Н.И.: А почему оказалось, что вашему нечего сказать?
Г.Р.: Это вопрос, который меня тоже занимает.
Н.И.: Может, потому, что это было поколение критиков по мировосприятию, а не созидателей?
Г.Р.: Может быть. В то же время в годы нашей молодости уже началось какое-то размывание понятий и, что ли, чувства Родины.
То, что мы хотели знать, видеть, что происходит за бугром, — это естественная тяга. Наши правители все-таки были очень неумные люди. Я за бугром оказался рано, жил в Соединенных Штатах, видел мир, как он представляется с той стороны. В предисловии к подборке моей Люды в “Дружбе народов” (“ДН”, № 3, 2007. — Н.И.) я уже обмолвился о том, что, уезжая из Нью-Йорка в отпуск, мы забирали с собой свои рукописи в заплечные сумки — не дай бог, чтобы они остались там, потерялись. Такой детский патриотизм и убежденность, что мы России нужны.
Н.И.: А вы вообще советский человек? Как вы себя ощущаете?
Г.Р.: Советским человеком назвать себя не могу, но я этой власти очень благодарен. Если я сейчас живу, то это потому, что меня советская власть пригрела, накормила, одела, поместила в Суворовское училище.
Задохлик с книжечкой
Н.И.: А как вы туда попали?
Г.Р.: Написал письмо Сталину. Я уж где-то это рассказывал. Мне было около двенадцати лет, и бабушка моя уже явно со мной не могла справляться. Уже старенькая была. 46-й год — голод, бесхлебье, мы как раз по тамбовщине с бабушкой побирались. Потом она поместила меня в детприемник. Я оттуда сбежал и начал беспризорничать. Каким-то чудом вспомнил, что у нас есть родня в Калинине (теперь это Тверь). Написал письмо — не знаю, откуда я помнил адрес. Письмо дошло. Родственники написали бабушке, где я нахожусь, и она взяла меня из очередного детдома. Мы жили на какие-то подачки. Из собеса валенки мне давали. Бабушка получала совершенно нищенскую пенсию за дочку — мою мать. Нужно было как-то спасаться, и кто-то надоумил ее написать письмо Сталину. Я написал, как подсказали, патриотическое письмо: я Русаков Геннадий, мой отец, политрук роты автоматчиков, погиб под Ленинградом, я хочу идти по его стопам, мы узнали, что есть такое Суворовское училище, и я мечтаю туда поступить.
Н.И.: И вам ответили?
Г.Р.: Да, ко всеобщему удивлению, очень быстро пришел ответ. Меня зачислили без экзаменов в Куйбышевское суворовское военное училище, где я и провел 8 лет.

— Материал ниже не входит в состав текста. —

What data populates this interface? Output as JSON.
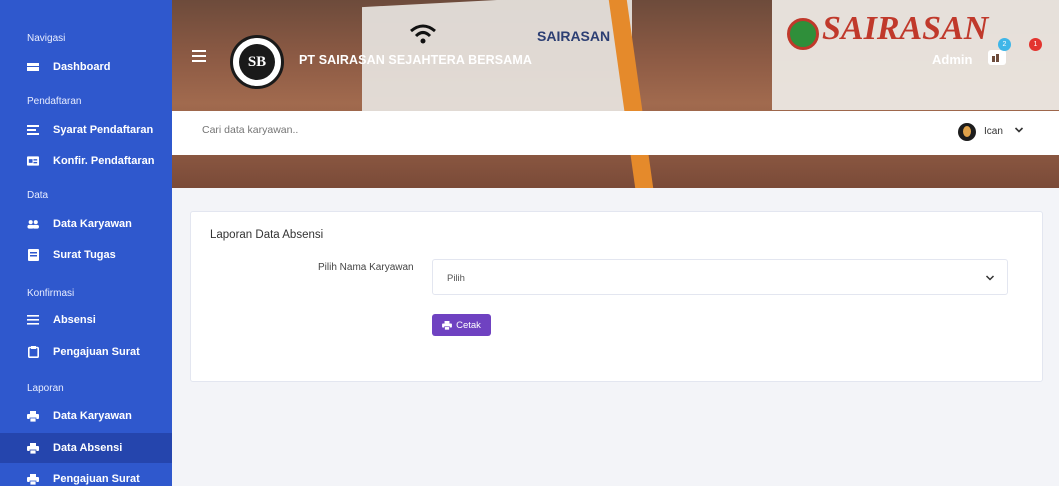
{
  "sidebar": {
    "sections": [
      {
        "heading": "Navigasi",
        "items": [
          {
            "label": "Dashboard",
            "icon": "dashboard-icon"
          }
        ]
      },
      {
        "heading": "Pendaftaran",
        "items": [
          {
            "label": "Syarat Pendaftaran",
            "icon": "list-icon"
          },
          {
            "label": "Konfir. Pendaftaran",
            "icon": "id-card-icon"
          }
        ]
      },
      {
        "heading": "Data",
        "items": [
          {
            "label": "Data Karyawan",
            "icon": "users-icon"
          },
          {
            "label": "Surat Tugas",
            "icon": "document-icon"
          }
        ]
      },
      {
        "heading": "Konfirmasi",
        "items": [
          {
            "label": "Absensi",
            "icon": "list-lines-icon"
          },
          {
            "label": "Pengajuan Surat",
            "icon": "clipboard-icon"
          }
        ]
      },
      {
        "heading": "Laporan",
        "items": [
          {
            "label": "Data Karyawan",
            "icon": "print-icon"
          },
          {
            "label": "Data Absensi",
            "icon": "print-icon",
            "active": true
          },
          {
            "label": "Pengajuan Surat",
            "icon": "print-icon"
          }
        ]
      }
    ]
  },
  "header": {
    "company": "PT SAIRASAN SEJAHTERA BERSAMA",
    "logo_text": "SB",
    "admin_label": "Admin",
    "cart_badge": "2",
    "alert_badge": "1",
    "sign_left_text": "SAIRASAN",
    "sign_right_text": "SAIRASAN"
  },
  "search": {
    "placeholder": "Cari data karyawan..",
    "user_name": "Ican"
  },
  "card": {
    "title": "Laporan Data Absensi",
    "field_label": "Pilih Nama Karyawan",
    "select_value": "Pilih",
    "button_label": "Cetak"
  },
  "colors": {
    "sidebar": "#2f58cd",
    "sidebar_active": "#2545ad",
    "button": "#6f42c1",
    "badge_info": "#3fb6e8",
    "badge_danger": "#e3342f"
  }
}
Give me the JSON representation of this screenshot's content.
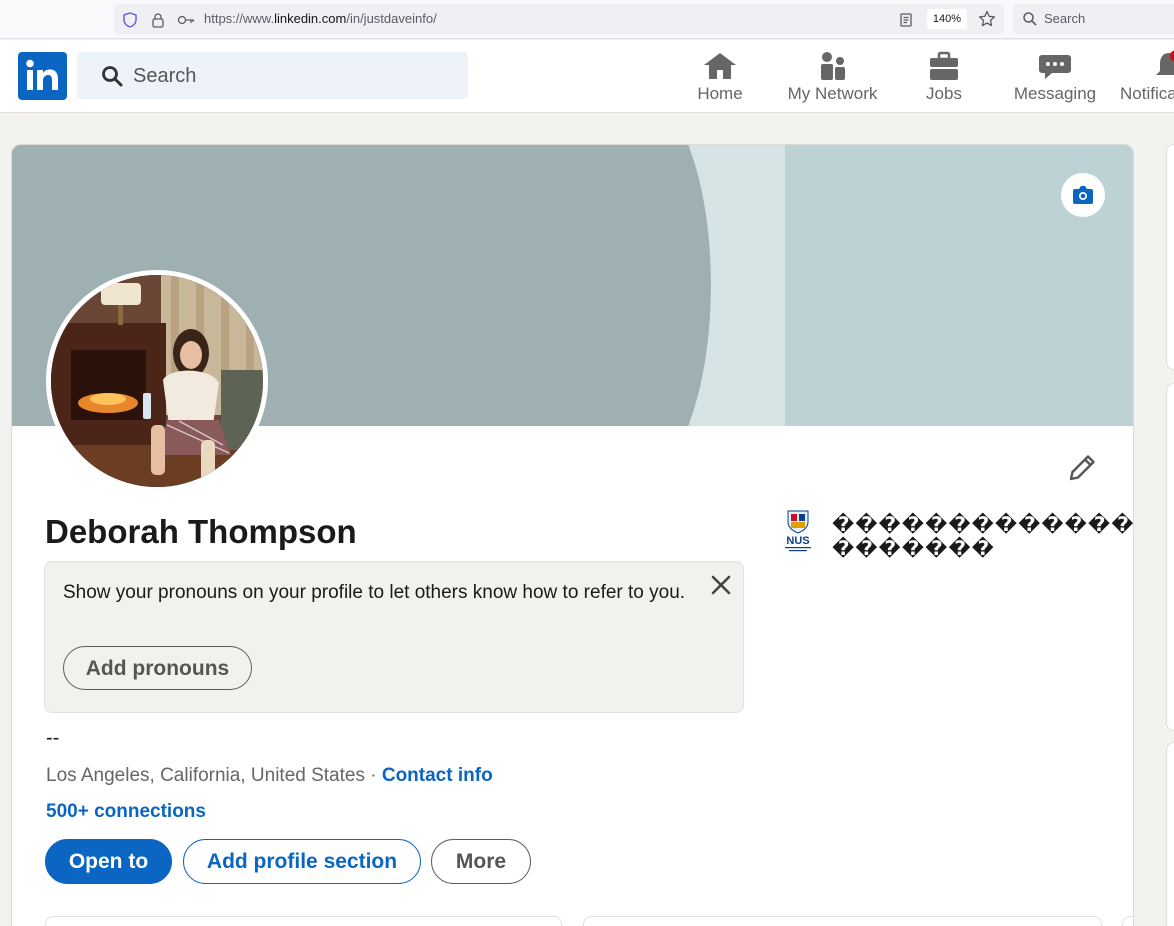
{
  "browser": {
    "url_prefix": "https://www.",
    "url_domain": "linkedin.com",
    "url_path": "/in/justdaveinfo/",
    "zoom": "140%",
    "search_placeholder": "Search"
  },
  "header": {
    "logo_text": "in",
    "search_placeholder": "Search",
    "nav": [
      {
        "label": "Home",
        "icon": "home-icon"
      },
      {
        "label": "My Network",
        "icon": "network-icon"
      },
      {
        "label": "Jobs",
        "icon": "briefcase-icon"
      },
      {
        "label": "Messaging",
        "icon": "chat-icon"
      },
      {
        "label": "Notifica",
        "icon": "bell-icon"
      }
    ]
  },
  "profile": {
    "name": "Deborah Thompson",
    "pronoun_prompt": "Show your pronouns on your profile to let others know how to refer to you.",
    "add_pronouns_label": "Add pronouns",
    "headline": "--",
    "location": "Los Angeles, California, United States",
    "separator": " · ",
    "contact_info_label": "Contact info",
    "connections_label": "500+ connections",
    "open_to_label": "Open to",
    "add_section_label": "Add profile section",
    "more_label": "More",
    "education": {
      "logo_text": "NUS",
      "name_line1": "��������������",
      "name_line2": "�������"
    }
  },
  "colors": {
    "brand_blue": "#0a66c2",
    "cover_left": "#9eb0b1",
    "cover_right": "#bcd2d5",
    "page_bg": "#f3f2ef"
  }
}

Собственно, это меня и спасло. Потому что в это время Мелекесс, где я жил, был городом, в котором половина жителей сидит, а вторая ждет отсидки. С гордостью говорили: Одесса-мама, Ростов-папа, а Мелекесс — их сын родной. Ну, таких сынов по России было в то время много. Меня улица очень притягивала, и я бы загнулся.
В то время я уже много читал. Есть старые фотографии, я все время такой задохлик, но с книжечкой где-то там стою.

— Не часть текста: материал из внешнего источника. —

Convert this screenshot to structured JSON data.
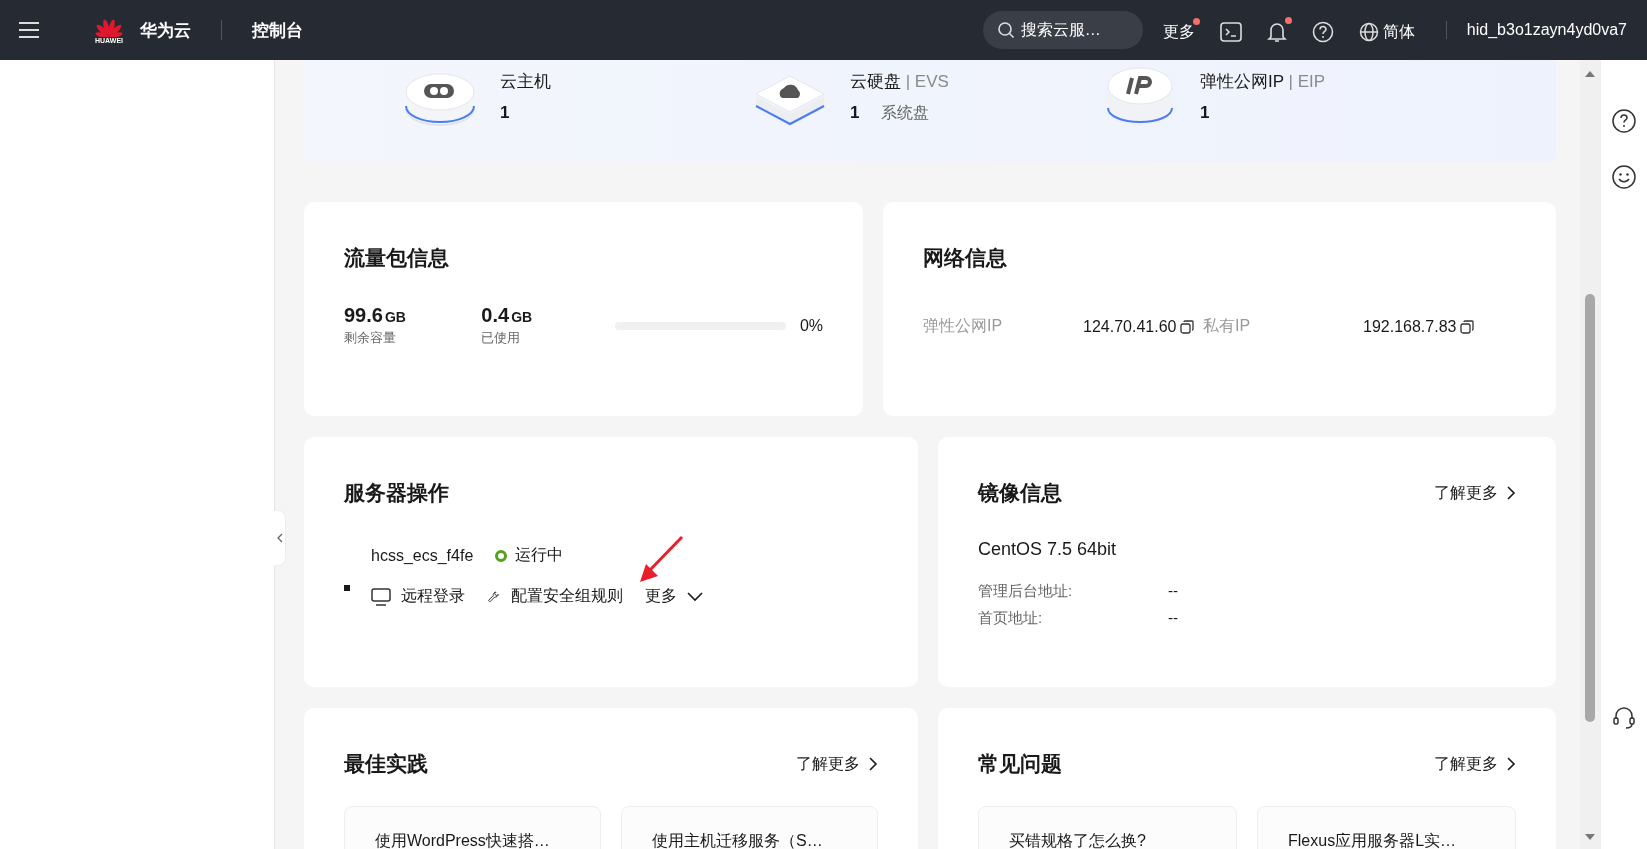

Н.И.: А какие книги остались для вас из этого времени?
Г.Р.: Наверно, “Тиль Уленшпигель”, как ни странно — Андерсен-Нексе, “Дитте — дитя человеческое”… Я читал в то время взрослые книги, и все, что я прочитал, осталось с молодости. А где-то лет в 30 интерес уже притупился. Появился интерес к тому, чтобы писать. Вначале с натугой, неизвестно о чем, а потом как-то само собой.
“Я шел, как танк, к своей цели”
Н.И.: Вы сказали о ностальгии по советским временам. Это вообще такой расхожий стереотип — что именно по молодости ностальгия. Наверное, все же дело не только в молодости, но в большей защищенности, вере в лучшее будущее и в человеческих отношениях прежде всего… Если попробовать повспоминать — 50-е, 60-е, 70-е годы. Что вам чаще всего вспоминается?
Г.Р.: 50-е — это годы одного восприятия мира: Суворовское училище. Я поступил туда в 50-м году, а выпустился в 58-м. И все “взросление-созревание” прошло в условиях облегченного варианта казармы. Это период, о котором я стараюсь не вспоминать. Все было хорошо, я государству благодарен за то, что у меня были постель и еда, просто внутренне это сложный и непонятный период поисков самого себя. Я бы не хотел вернуться туда ни за какие оладушки. Потому что… очень это неприятное ощущение неуверенности в себе, в мире, самое главное — незнание мира. Я вышел из Суворовского училища в 20 лет и поступил в Одесское общевойсковое училище, но, проучившись несколько месяцев, перевелся, опять-таки ссылаясь на пример отца, во Львовское военно-политическое, на газетное отделение: понял, что если хочу писать, то общевойскового офицера из меня не выйдет. А уходя из Суворовского, я уже сдал рукопись своей первой книжки — “Горластые ветры”. Печатал стихи в газете Приволжского военного округа, в местной газете. Такая местная знаменитость ростом полвершка. Я потом где-то даже с издевкой писал: “Мне двадцать. Я уже поэт”. Никаким поэтом я не был, в “Избранное” свое сейчас не включаю ничего из этой книжоночки, в которой, кажется, всего 16 стихотворений — такие тоже выпускали.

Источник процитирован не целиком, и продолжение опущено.